Impacts of Innovation Subsidies
To examine the impacts of innovation subsidies, we first estimate regression models that relate the innovation performance of a firm to whether the firm received innovation subsidies with the set of control variables. We find that the firms that receive innovation subsidies indeed have more patents granted and a higher likelihood of introducing new products. The subsidized companies, however, do not have more patents granted abroad. Since the patents granted abroad in foreign countries with stronger patent systems have much higher quality than patents filed in domestic China (Boeing and Muller, 2016; World Intellectual Property Organization, 2017), these results suggest that the innovation subsidies do not seem to generate truly innovative patents.
We then estimate regression models that relate the corporate performance of a firm to whether the firm received innovation subsidies with the set of control variables. The corporate performance measures that we consider are grouped into three types: (1) productivity, (2) market share, and (3) profitability. The results reveal that the innovation subsidies fail to improve the corporate performance of the recipient companies (with an exception for sales per employment). This suggests that the patents and new products that are encouraged by the subsidies do not add much to productivity or profitability.
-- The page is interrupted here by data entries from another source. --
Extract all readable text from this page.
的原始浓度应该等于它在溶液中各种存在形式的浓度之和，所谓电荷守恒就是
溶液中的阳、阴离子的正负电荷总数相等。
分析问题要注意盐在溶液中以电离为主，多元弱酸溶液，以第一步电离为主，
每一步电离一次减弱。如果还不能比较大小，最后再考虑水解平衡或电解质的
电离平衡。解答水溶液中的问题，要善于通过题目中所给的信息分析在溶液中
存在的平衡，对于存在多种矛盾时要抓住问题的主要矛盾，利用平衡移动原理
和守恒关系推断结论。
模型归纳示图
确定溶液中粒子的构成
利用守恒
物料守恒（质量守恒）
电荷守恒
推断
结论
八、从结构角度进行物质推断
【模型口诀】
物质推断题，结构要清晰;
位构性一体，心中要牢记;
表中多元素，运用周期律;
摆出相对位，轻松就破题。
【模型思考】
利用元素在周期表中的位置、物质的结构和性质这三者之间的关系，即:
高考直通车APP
In summary, we find that innovation subsidies are preferentially allocated to state-owned firms and politically connected firms. Moreover, these subsidies may be encouraging only incremental technological improvement and new products that are not drastically different from old products, and the firms that receive innovation subsidies do not have higher productivity, greater profits, or larger market shares. Overall, the results suggest that the innovation subsidies are probably allocated inefficiently.
Our result is consistent with the findings by Dang and Motohashi (2015), which examined patent data in China. They find that the subsidy programs that they examine actually encourage firms to narrow the scopes of patents to make it easier to obtain them.
Our findings have important implications for the Chinese government, which is attempting to stimulate innovations. The government seems to believe that industrial policies, such as innovation subsidies, will transform China into a world leader in innovations and foster greater economic growth. Many critics outside China view these attempts as a mere manifestation of China’s traditional preference for state-led economic development, which not only survives today, but rather has been intensified. Our results suggest that these industrial policies are not effective in promoting innovations and can distort the allocation of economic resources. If the Chinese government wishes to promote innovations in the long run, phasing out these preferential policies in favor of creating a fair and competitive business environment for all economic players will likely be more effective.
(Hong Cheng, Institute of Quality Development Strategy, Wuhan University; Hanbing Fan, Institute of Quality Development Strategy, Wuhan University; Takeo Hoshi, Stanford University; and Dezhuang Hu, Institute of Quality Development Strategy, Wuhan University.)